Schools developing master’s program for teachers

HARLINGEN — The world of teaching.

It is indeed a world unto itself.

It’s layered with grade levels, limitations and advantages. Teaching strategies are interwoven with individual learning styles. Economics at home impact learning opportunities away from the classroom, and those experiences strongly impact children’s performance in school.

There are special needs children and English language learners, college applications and financial aid, trades classes and state exams, and …

To make all this work, administrators and teachers must be in the pilot’s seat managing finances, human resources and other operations of the school district.

An especially powerful tool in that effort is a master’s degree in educational leadership. The Harlingen school district has just signed an agreement with the University of Texas Rio Grande Valley to develop that master’s program.

“It’s actually going to be both institutions coming together to deliver the masters,” said Veronica Kortan, administrator for organizational development with the district.
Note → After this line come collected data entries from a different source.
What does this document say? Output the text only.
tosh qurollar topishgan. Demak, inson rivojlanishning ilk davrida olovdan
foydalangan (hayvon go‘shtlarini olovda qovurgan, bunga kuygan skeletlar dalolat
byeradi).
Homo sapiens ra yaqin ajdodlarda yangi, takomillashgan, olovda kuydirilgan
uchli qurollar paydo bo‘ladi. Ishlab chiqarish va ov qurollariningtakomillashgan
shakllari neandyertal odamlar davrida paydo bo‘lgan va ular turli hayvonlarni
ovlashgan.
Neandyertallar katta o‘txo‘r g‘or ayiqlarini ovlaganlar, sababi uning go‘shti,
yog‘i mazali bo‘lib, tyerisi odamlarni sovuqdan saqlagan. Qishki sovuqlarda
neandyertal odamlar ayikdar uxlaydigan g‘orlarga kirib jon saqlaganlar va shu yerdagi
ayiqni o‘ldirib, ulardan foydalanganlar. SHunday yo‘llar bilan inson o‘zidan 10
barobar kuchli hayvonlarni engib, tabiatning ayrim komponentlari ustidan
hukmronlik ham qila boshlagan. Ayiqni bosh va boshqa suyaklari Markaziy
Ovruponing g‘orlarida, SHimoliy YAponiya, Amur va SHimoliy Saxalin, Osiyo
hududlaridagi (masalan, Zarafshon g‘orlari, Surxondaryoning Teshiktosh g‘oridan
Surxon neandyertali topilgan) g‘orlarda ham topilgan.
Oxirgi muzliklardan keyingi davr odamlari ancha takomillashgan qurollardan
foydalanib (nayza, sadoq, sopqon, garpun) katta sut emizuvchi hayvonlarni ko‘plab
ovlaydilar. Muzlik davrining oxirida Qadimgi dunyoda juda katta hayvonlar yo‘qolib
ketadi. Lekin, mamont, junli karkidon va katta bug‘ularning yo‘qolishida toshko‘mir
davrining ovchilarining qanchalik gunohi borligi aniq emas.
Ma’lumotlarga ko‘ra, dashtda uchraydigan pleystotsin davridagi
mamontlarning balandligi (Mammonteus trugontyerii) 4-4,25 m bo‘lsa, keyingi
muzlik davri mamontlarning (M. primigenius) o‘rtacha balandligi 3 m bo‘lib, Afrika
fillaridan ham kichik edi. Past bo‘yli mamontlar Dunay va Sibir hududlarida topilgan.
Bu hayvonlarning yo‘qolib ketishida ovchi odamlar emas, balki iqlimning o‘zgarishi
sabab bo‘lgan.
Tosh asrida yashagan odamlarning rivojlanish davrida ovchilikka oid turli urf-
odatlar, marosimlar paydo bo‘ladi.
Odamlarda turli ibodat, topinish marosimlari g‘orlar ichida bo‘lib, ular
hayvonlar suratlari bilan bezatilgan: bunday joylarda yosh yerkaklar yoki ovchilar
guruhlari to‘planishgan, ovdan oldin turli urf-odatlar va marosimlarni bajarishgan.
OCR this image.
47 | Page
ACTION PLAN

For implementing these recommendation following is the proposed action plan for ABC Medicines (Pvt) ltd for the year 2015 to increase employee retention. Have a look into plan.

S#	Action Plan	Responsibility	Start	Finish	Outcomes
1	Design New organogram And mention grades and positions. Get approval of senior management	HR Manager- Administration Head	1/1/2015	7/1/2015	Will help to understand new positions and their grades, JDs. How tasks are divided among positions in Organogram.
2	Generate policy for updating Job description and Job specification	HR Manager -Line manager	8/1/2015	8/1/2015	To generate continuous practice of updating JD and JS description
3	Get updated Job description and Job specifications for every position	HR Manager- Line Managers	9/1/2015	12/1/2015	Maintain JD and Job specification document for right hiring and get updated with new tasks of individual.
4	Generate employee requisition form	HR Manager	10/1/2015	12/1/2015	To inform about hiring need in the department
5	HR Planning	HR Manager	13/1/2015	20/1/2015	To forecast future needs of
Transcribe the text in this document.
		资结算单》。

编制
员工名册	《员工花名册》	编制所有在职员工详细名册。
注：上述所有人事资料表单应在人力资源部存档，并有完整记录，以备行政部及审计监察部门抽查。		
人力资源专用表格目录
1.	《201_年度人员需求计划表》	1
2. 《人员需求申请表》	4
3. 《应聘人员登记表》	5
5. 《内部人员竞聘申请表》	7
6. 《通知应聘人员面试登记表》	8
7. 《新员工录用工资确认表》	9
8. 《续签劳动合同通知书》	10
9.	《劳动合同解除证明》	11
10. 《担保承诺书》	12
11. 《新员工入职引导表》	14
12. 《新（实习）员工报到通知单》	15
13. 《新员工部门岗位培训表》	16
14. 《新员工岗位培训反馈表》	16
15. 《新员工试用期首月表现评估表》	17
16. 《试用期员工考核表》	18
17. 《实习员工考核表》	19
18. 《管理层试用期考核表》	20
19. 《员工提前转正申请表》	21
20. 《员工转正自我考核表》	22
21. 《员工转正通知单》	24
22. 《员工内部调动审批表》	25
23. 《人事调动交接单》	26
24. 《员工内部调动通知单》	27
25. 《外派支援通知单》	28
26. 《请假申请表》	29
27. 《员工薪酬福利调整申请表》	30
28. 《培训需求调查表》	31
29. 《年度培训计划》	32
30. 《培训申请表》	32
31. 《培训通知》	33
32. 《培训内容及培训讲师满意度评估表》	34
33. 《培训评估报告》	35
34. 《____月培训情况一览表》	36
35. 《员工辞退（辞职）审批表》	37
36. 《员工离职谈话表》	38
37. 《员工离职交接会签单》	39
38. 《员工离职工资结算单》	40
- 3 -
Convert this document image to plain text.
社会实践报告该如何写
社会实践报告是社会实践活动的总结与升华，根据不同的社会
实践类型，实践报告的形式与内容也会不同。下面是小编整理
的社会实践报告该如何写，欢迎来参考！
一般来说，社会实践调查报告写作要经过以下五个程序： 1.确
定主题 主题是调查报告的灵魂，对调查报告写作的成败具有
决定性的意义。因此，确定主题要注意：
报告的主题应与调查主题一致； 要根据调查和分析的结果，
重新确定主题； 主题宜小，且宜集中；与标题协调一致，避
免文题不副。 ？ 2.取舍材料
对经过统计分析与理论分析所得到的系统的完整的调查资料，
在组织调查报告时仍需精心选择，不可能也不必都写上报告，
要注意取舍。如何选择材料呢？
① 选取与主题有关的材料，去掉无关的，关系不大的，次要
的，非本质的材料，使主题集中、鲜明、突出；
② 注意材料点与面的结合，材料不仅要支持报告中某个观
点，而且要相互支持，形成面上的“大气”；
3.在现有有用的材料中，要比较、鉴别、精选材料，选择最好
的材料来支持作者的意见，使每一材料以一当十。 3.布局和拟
“The courses are going to be just for the teachers or employees of the Harlingen school district,” Kortan said. “All of the classes are going to be at the University Center at Texas State Technical College.”

Each entity has its own role. The school district will identify teachers and other employees who wish to pursue the master’s program. The role of the university is to ensure the availability of professors and other instructors to deliver the course work.

The classes have been aligned with activities at the district to provide for “authentic learning” experiences, Kortan said. For example, during the spring semester when the district is working on its budget for the coming year, master’s candidates for educational leadership will have their finance courses at the same time.

They can gain real world learning by observing the budget process first hand while taking those courses. The same goes for other areas of educational leadership.

“My area is professional development and professional learning,” Kortan said. “When there they’re learning about effective techniques for that, I would come in and work with the professor to deliver part of that curriculum.”

The whole concept seems to come around in a circle. Teachers extend authentic learning experiences to students, but it doesn’t stop there.

“We want to make sure that we also have authentic opportunities for those that are aspiring leaders,” Kortan said.

“They would have opportunities to be a part of district-level initiatives. We would imbed them in those experiences. When they graduate they not only have the theory, they also have hands-on experiences.”

Each cohort, or group, of master’s candidates will be made up of 15 teachers. The course will begin this summer.